Geras OB Vornab: Zeitplan für neue Flüchtlingsunterkunft ambitioniert
Lange hatte das Land nach einer Entlastung für die chronisch überfüllte Erstaufnahme in Suhl gesucht. Nun sollen ab Januar Flüchtlinge nach Gera kommen. Doch das dortige Stadtoberhaupt hat Zweifel an dem Zeitplan - und Sorge vor der Stimmung.
Gera - Geras Oberbürgermeister Julian Vonarb (parteilos) hat Zweifel am Zeitplan für eine Flüchtlingsunterkunft des Landes ab Januar in seiner Stadt. Für die geplante Unterbringung von Menschen im ehemaligen Wismut-Krankenhaus seien noch etliche Prüfungen etwa durch das Bauamt oder den Denkmalschutz nötig, sagte er der Deutschen Presse-Agentur. „Deshalb halte ich die Zeitplanung des Ministeriums für sehr ambitioniert.“
Die Landesregierung hatte Ende November beschlossen, in der einstigen Frauenklinik des Gebäudekomplexes in Landesbesitz 200 Plätze für Flüchtlinge zu schaffen. Dort waren von 2015 bis 2017 schon einmal Geflüchtete untergebracht. Die ersten Menschen sollten den Angaben zufolge voraussichtlich im Januar kommen. Damit soll die chronisch überfüllte Landeserstaufnahme in Suhl entlastet werden.
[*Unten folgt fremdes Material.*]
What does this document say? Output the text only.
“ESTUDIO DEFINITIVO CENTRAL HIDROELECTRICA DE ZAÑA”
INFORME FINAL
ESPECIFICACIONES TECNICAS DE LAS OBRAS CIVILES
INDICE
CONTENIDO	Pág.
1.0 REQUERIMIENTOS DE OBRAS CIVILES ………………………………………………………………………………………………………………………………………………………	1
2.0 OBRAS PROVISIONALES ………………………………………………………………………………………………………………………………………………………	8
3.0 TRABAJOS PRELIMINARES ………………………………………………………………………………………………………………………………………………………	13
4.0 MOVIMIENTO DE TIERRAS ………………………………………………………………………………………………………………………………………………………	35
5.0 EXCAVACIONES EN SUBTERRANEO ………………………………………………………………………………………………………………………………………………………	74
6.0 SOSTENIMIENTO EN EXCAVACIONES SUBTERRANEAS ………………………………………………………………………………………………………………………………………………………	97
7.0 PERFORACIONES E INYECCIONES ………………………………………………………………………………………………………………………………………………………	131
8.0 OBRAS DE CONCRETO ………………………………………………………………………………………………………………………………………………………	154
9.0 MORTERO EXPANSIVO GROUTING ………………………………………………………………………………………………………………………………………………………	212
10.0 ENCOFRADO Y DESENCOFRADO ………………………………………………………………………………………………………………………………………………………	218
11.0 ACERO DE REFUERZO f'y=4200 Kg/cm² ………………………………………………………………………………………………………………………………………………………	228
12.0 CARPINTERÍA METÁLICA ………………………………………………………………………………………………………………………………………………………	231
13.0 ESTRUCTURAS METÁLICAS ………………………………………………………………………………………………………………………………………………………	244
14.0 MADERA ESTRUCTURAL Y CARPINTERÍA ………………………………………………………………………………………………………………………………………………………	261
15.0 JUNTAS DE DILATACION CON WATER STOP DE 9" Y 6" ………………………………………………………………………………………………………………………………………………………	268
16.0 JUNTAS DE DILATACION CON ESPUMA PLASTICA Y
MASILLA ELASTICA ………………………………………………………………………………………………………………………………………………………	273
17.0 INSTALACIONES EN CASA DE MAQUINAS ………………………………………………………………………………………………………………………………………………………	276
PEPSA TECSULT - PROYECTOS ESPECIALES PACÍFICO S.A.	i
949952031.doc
Probleme mit dem Denkmalschutz?
Unter anderem plant die Landesregierung, Wasch- und Toilettencontainer in den Hof zu stellen. Vonarb sagte, es sei fraglich, inwiefern das in einem Denkmalschutzensemble möglich sei. Da wolle er der Denkmalschutzbehörde nicht vorgreifen. „Es gilt das Prinzip der Gleichbehandlung, da werden die relevanten Behörden keine Ausnahme machen.“
Er verstehe die zeitliche Not von Innenminister Georg Maier (SPD), der seit Dezember auch für Migration zuständig ist. Im vorher zuständigen Ministerium für Justiz sei anderthalb Jahre nichts passiert. Vonarb kritisierte aber die Standortwahl. Bis zum späten Sommer habe ihm Ministerpräsident Bodo Ramelow (Linke) signalisiert, dass die Klinik nicht reaktiviert werden solle. Er nehme nun Maier beim Wort, der kürzlich das Gerücht entkräftete, in der früheren Justizvollzugsanstalt solle ein Abschiebegefängnis entstehen.
Sorge vor Demoaufrufen
Gera habe als eine der wenigen Thüringer Kommunen ihren Soll bei der Aufnahme von Geflüchteten erfüllt, sagte Vonarb weiter. „Die, die seit Jahren ihren Beitrag geleistet haben, haben nun das Nachsehen.“ Dieses Jahr seien knapp 200 Menschen aus Drittstaaten nach Gera gekommen. Inzwischen lebten auch rund 3000 Ukrainerinnen und Ukrainer in der Stadt. Die Ausländerquote liege bei 13 Prozent. „Die Kapazitätsgrenze ist erreicht.“
Er verstehe die Sorgen der Stadtgesellschaft etwa vor Ruhestörungen oder einer Beeinträchtigung des nahe gelegenen Waldklinikums, sagte Vonarb. Für den Samstag seien mehrere Demonstrationen angemeldet. Die teils aufgeheizte Stimmung bereite ihm aber Bauchschmerzen. Unter anderem kursierten Aufrufe, erneut vor seine Privatwohnung zu ziehen. Das bereite ihm Sorge. „Jeder darf und soll demonstrieren. Die Frage ist nur: Mit wem und hinter wem formiere ich mich“, sagte er mit Blick auf einen Demoaufruf eines Akteurs aus dem rechten Spektrum.